Chatterbox does zero-shot **voice cloning** — point `DEFAULT_VOICE` (or the request's
`voice`) at a `.wav` path on the sidecar. Verify the whole stack end-to-end with the
TTS → STT round-trip in `scripts/audio-smoke.py`. See
[`docs/realtime-pipeline.md`](docs/realtime-pipeline.md) for the topology and
bring-up, [`docs/parakeet-stt.md`](docs/parakeet-stt.md) +
[`docs/chatterbox-tts.md`](docs/chatterbox-tts.md) for the two backends, or
`model explain realtime` for the short version.

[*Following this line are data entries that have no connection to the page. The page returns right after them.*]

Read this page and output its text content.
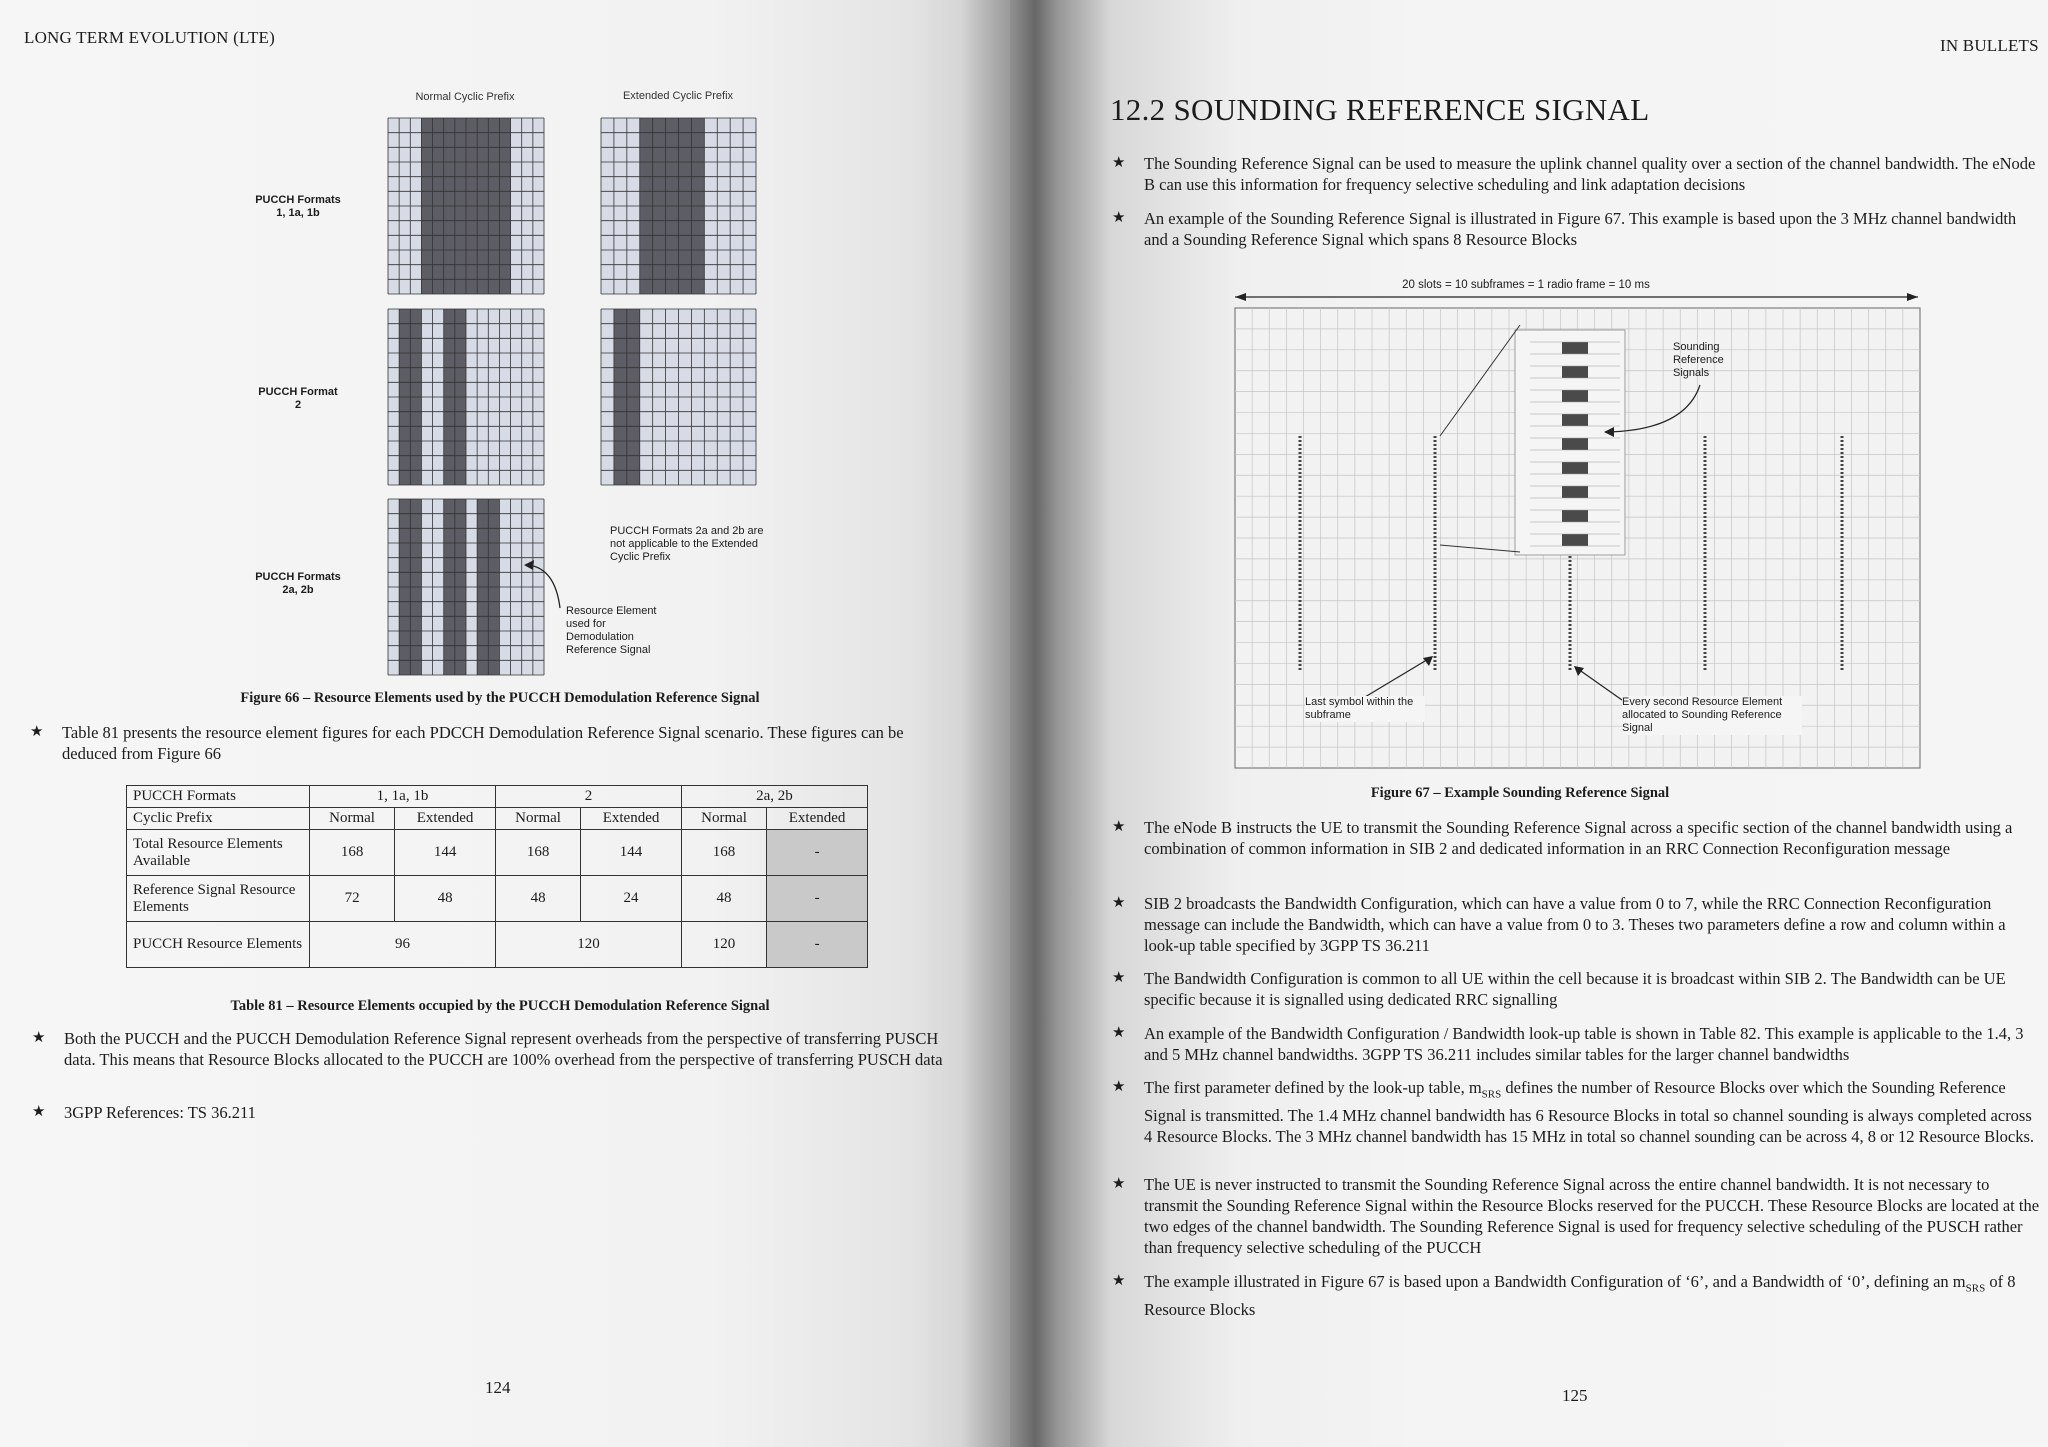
LONG TERM EVOLUTION (LTE)
Normal Cyclic Prefix	Extended Cyclic Prefix
PUCCH Formats
1, 1a, 1b
PUCCH Format
2
PUCCH Formats
2a, 2b
PUCCH Formats 2a and 2b are not applicable to the Extended Cyclic Prefix
Resource Element used for Demodulation Reference Signal
Figure 66 – Resource Elements used by the PUCCH Demodulation Reference Signal
★ Table 81 presents the resource element figures for each PDCCH Demodulation Reference Signal scenario. These figures can be deduced from Figure 66
PUCCH Formats	1, 1a, 1b		2		2a, 2b	
Cyclic Prefix	Normal	Extended	Normal	Extended	Normal	Extended
Total Resource Elements Available	168	144	168	144	168	-
Reference Signal Resource Elements	72	48	48	24	48	-
PUCCH Resource Elements	96		120		120	-
Table 81 – Resource Elements occupied by the PUCCH Demodulation Reference Signal
★ Both the PUCCH and the PUCCH Demodulation Reference Signal represent overheads from the perspective of transferring PUSCH data. This means that Resource Blocks allocated to the PUCCH are 100% overhead from the perspective of transferring PUSCH data
★ 3GPP References: TS 36.211
124
IN BULLETS
12.2 SOUNDING REFERENCE SIGNAL
★ The Sounding Reference Signal can be used to measure the uplink channel quality over a section of the channel bandwidth. The eNode B can use this information for frequency selective scheduling and link adaptation decisions
★ An example of the Sounding Reference Signal is illustrated in Figure 67. This example is based upon the 3 MHz channel bandwidth and a Sounding Reference Signal which spans 8 Resource Blocks
20 slots = 10 subframes = 1 radio frame = 10 ms
Sounding Reference Signals
Last symbol within the subframe
Every second Resource Element allocated to Sounding Reference Signal
Figure 67 – Example Sounding Reference Signal
★ The eNode B instructs the UE to transmit the Sounding Reference Signal across a specific section of the channel bandwidth using a combination of common information in SIB 2 and dedicated information in an RRC Connection Reconfiguration message
★ SIB 2 broadcasts the Bandwidth Configuration, which can have a value from 0 to 7, while the RRC Connection Reconfiguration message can include the Bandwidth, which can have a value from 0 to 3. Theses two parameters define a row and column within a look-up table specified by 3GPP TS 36.211
★ The Bandwidth Configuration is common to all UE within the cell because it is broadcast within SIB 2. The Bandwidth can be UE specific because it is signalled using dedicated RRC signalling
★ An example of the Bandwidth Configuration / Bandwidth look-up table is shown in Table 82. This example is applicable to the 1.4, 3 and 5 MHz channel bandwidths. 3GPP TS 36.211 includes similar tables for the larger channel bandwidths
★ The first parameter defined by the look-up table, $m_{SRS}$ defines the number of Resource Blocks over which the Sounding Reference Signal is transmitted. The 1.4 MHz channel bandwidth has 6 Resource Blocks in total so channel sounding is always completed across 4 Resource Blocks. The 3 MHz channel bandwidth has 15 MHz in total so channel sounding can be across 4, 8 or 12 Resource Blocks.
★ The UE is never instructed to transmit the Sounding Reference Signal across the entire channel bandwidth. It is not necessary to transmit the Sounding Reference Signal within the Resource Blocks reserved for the PUCCH. These Resource Blocks are located at the two edges of the channel bandwidth. The Sounding Reference Signal is used for frequency selective scheduling of the PUSCH rather than frequency selective scheduling of the PUCCH
★ The example illustrated in Figure 67 is based upon a Bandwidth Configuration of ‘6’, and a Bandwidth of ‘0’, defining an $m_{SRS}$ of 8 Resource Blocks
125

## The OpenAI-compatible API surface

Everything model-gear serves speaks the OpenAI wire format on **one port** (default
`:8000`), routed by the request's `model` field. Single-model mode serves the
generate endpoints; the fleet adds embeddings, reranking, and (with `--audio`) the
audio endpoints.

| Endpoint | Method | Served by |
|---|---|---|
| `/v1/chat/completions`, `/v1/completions` | POST | generate primary (opt-in fallback) |
| `/v1/embeddings` | POST | Qwen3-Embedding-0.6B gear |
| `/v1/rerank`, `/v1/score` | POST | Qwen3-Reranker-0.6B gear |
| `/v1/audio/transcriptions` | POST | Parakeet STT (audio overlay) |
| `/v1/audio/speech` | POST | Chatterbox TTS (audio overlay) |
| `/v1/models` | GET | the loaded backends (what's hot now) |
| `/v1/models/supported` | GET | the supported catalog (what you can switch to) |
| `/health` | GET | gateway liveness |

See [`docs/openai-api.md`](docs/openai-api.md) for per-endpoint request/response
shapes, the routing rules (name / default / failover / SSE), `curl` examples, and
auth/exposure — or `model explain api`.

## model-gear is also the deployed agent

`model-gear` is one identity, not two: it is the repo/tool that serves the model
*and* the local thinking agent deployed on it. The agent's runtime identity lives
in `AGENTS.md` (the `acp` system prompt) and `culture.yaml` (`suffix: model-gear`,
`backend: acp`, `model: vllm-local/sakamakismile/Qwen3.6-27B-Text-NVFP4-MTP`) — the same
model-gear that runs the engine consumes it over the `acp` `vllm-local` provider.

## Acknowledgements

The serve tuning (the flashinfer attention backend, chunked prefill, async
scheduling, `--max-num-seqs` / `--max-num-batched-tokens`, and the MoE marlin +
MTP speculative-decode flags) and the prompt-heavy / decode-heavy / balanced
workload shapes follow **[shahizat](https://forums.developer.nvidia.com/u/shahizat)**'s
cross-machine NVFP4 benchmark of `Qwen3.6-35B-A3B-NVFP4` on DGX Spark, Jetson
Thor, and Blackwell 6000 Pro:
[*Benchmark Report: Qwen3.6-35B-A3B-NVFP4 on NVIDIA DGX Spark / Jetson Thor / Blackwell 6000 Pro*](https://forums.developer.nvidia.com/t/benchmark-report-qwen3-6-35b-a3b-nvfp4-on-nvidia-dgx-spark-jetson-thor-blackwell-6000-pro/371810)
(NVIDIA Developer Forums, 2026). See [`docs/tuning-profiles.md`](docs/tuning-profiles.md).